However, doing every superblock write synchronously is a non-starter, as
that requires a journal commit in the ext3 universe, and so this would
essentially force bdflush to serialise all of its filesystem flushes
(which is a real problem once you've got a significant number of
filesystems mounted.)  But the VFS simply doesn't have any clean way of
telling foo_write_super() whether the call needs to be completed
synchronously or asynchronously.

There *is* a totally unclean way, though.  kill_super() sets sb->s_root
to NULL before calling its final fsync_super(), and ext3 can easily
check that in ext3_write_super().  It's a nasty, messy dependency, but
should work for 2.4 at least.  For 2.5 we probably want to look at
passing an async flag down into the write_super.

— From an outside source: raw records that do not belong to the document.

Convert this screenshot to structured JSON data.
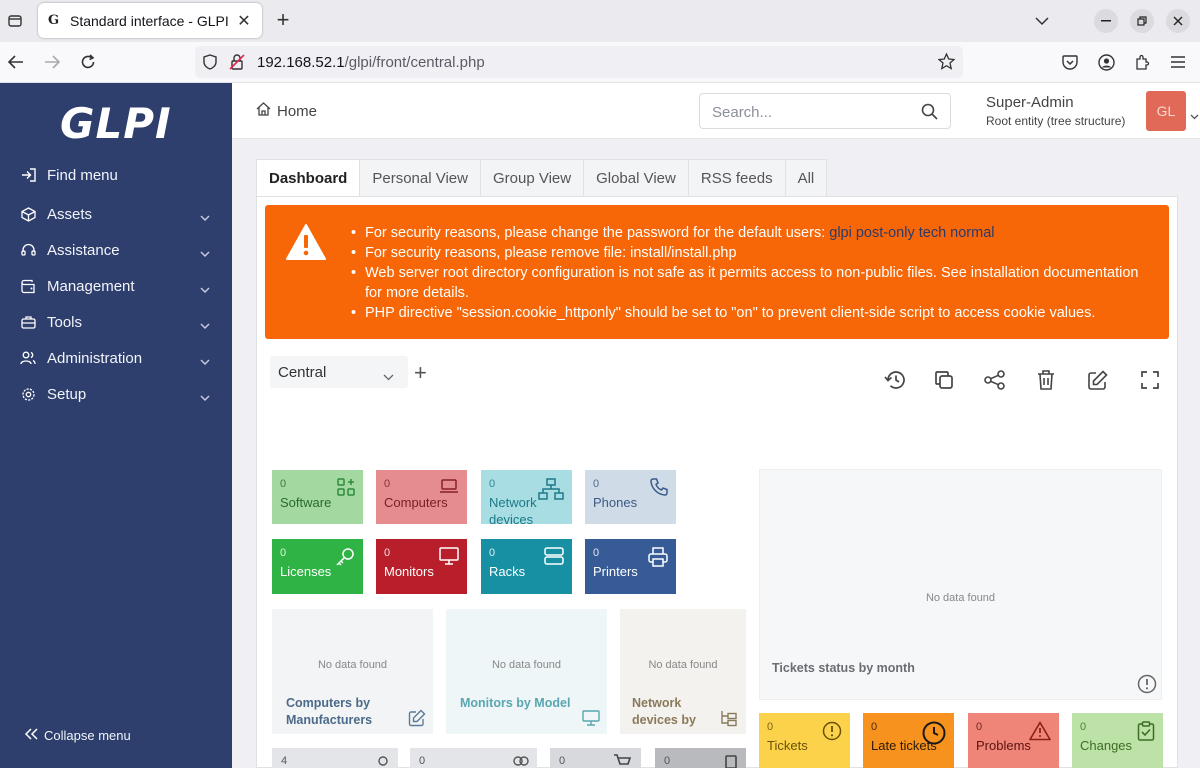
{
  "browser": {
    "tab_title": "Standard interface - GLPI",
    "tab_favicon": "G",
    "url_host": "192.168.52.1",
    "url_path": "/glpi/front/central.php"
  },
  "sidebar": {
    "logo": "GLPI",
    "items": [
      {
        "label": "Find menu",
        "icon": "arrow-right-to-bracket-icon"
      },
      {
        "label": "Assets",
        "icon": "box-icon"
      },
      {
        "label": "Assistance",
        "icon": "headset-icon"
      },
      {
        "label": "Management",
        "icon": "wallet-icon"
      },
      {
        "label": "Tools",
        "icon": "briefcase-icon"
      },
      {
        "label": "Administration",
        "icon": "users-icon"
      },
      {
        "label": "Setup",
        "icon": "gear-icon"
      }
    ],
    "collapse_label": "Collapse menu"
  },
  "header": {
    "breadcrumb": "Home",
    "search_placeholder": "Search...",
    "user_name": "Super-Admin",
    "user_entity": "Root entity (tree structure)",
    "avatar_initials": "GL"
  },
  "tabs": [
    "Dashboard",
    "Personal View",
    "Group View",
    "Global View",
    "RSS feeds",
    "All"
  ],
  "alert": {
    "lines": [
      "For security reasons, please change the password for the default users:",
      "For security reasons, please remove file: install/install.php",
      "Web server root directory configuration is not safe as it permits access to non-public files. See installation documentation for more details.",
      "PHP directive \"session.cookie_httponly\" should be set to \"on\" to prevent client-side script to access cookie values."
    ],
    "default_users": "glpi post-only tech normal",
    "color": "#f76707"
  },
  "dashboard": {
    "selected": "Central",
    "cards": [
      {
        "count": "0",
        "label": "Software",
        "color": "#a3d9a0"
      },
      {
        "count": "0",
        "label": "Computers",
        "color": "#e48c8e"
      },
      {
        "count": "0",
        "label": "Network devices",
        "color": "#a7dde3"
      },
      {
        "count": "0",
        "label": "Phones",
        "color": "#cfdbe6"
      },
      {
        "count": "0",
        "label": "Licenses",
        "color": "#2fb344"
      },
      {
        "count": "0",
        "label": "Monitors",
        "color": "#b91f2b"
      },
      {
        "count": "0",
        "label": "Racks",
        "color": "#1690a2"
      },
      {
        "count": "0",
        "label": "Printers",
        "color": "#375b96"
      }
    ],
    "widgets": [
      {
        "title": "Computers by Manufacturers",
        "no_data": "No data found"
      },
      {
        "title": "Monitors by Model",
        "no_data": "No data found"
      },
      {
        "title": "Network devices by",
        "no_data": "No data found"
      },
      {
        "title": "Tickets status by month",
        "no_data": "No data found"
      }
    ],
    "ticket_cards": [
      {
        "count": "0",
        "label": "Tickets",
        "color": "#fbd24a"
      },
      {
        "count": "0",
        "label": "Late tickets",
        "color": "#f7921e"
      },
      {
        "count": "0",
        "label": "Problems",
        "color": "#ef8578"
      },
      {
        "count": "0",
        "label": "Changes",
        "color": "#bde2a8"
      }
    ],
    "bottom_tiles": [
      "4",
      "0",
      "0",
      "0"
    ]
  }
}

The attached patch seems to fix things for me.

Cheers,
 Stephen

--- linux-2.4-ext3merge/fs/ext3/super.c.=K0027=.orig	2002-12-02 15:35:13.000000000 +0000
+++ linux-2.4-ext3merge/fs/ext3/super.c	2002-12-02 15:35:14.000000000 +0000
@@ -1640,7 +1640,12 @@
 	sb->s_dirt = 0;
 	target = log_start_commit(EXT3_SB(sb)->s_journal, NULL);
 
-	if (do_sync_supers) {
+	/*
+	 * Tricky --- if we are unmounting, the write really does need
+	 * to be synchronous.  We can detect that by looking for NULL in
+	 * sb->s_root.
+	 */
+	if (do_sync_supers || !sb->s_root) {
 		unlock_super(sb);
 		log_wait_commit(EXT3_SB(sb)->s_journal, target);
 		lock_super(sb);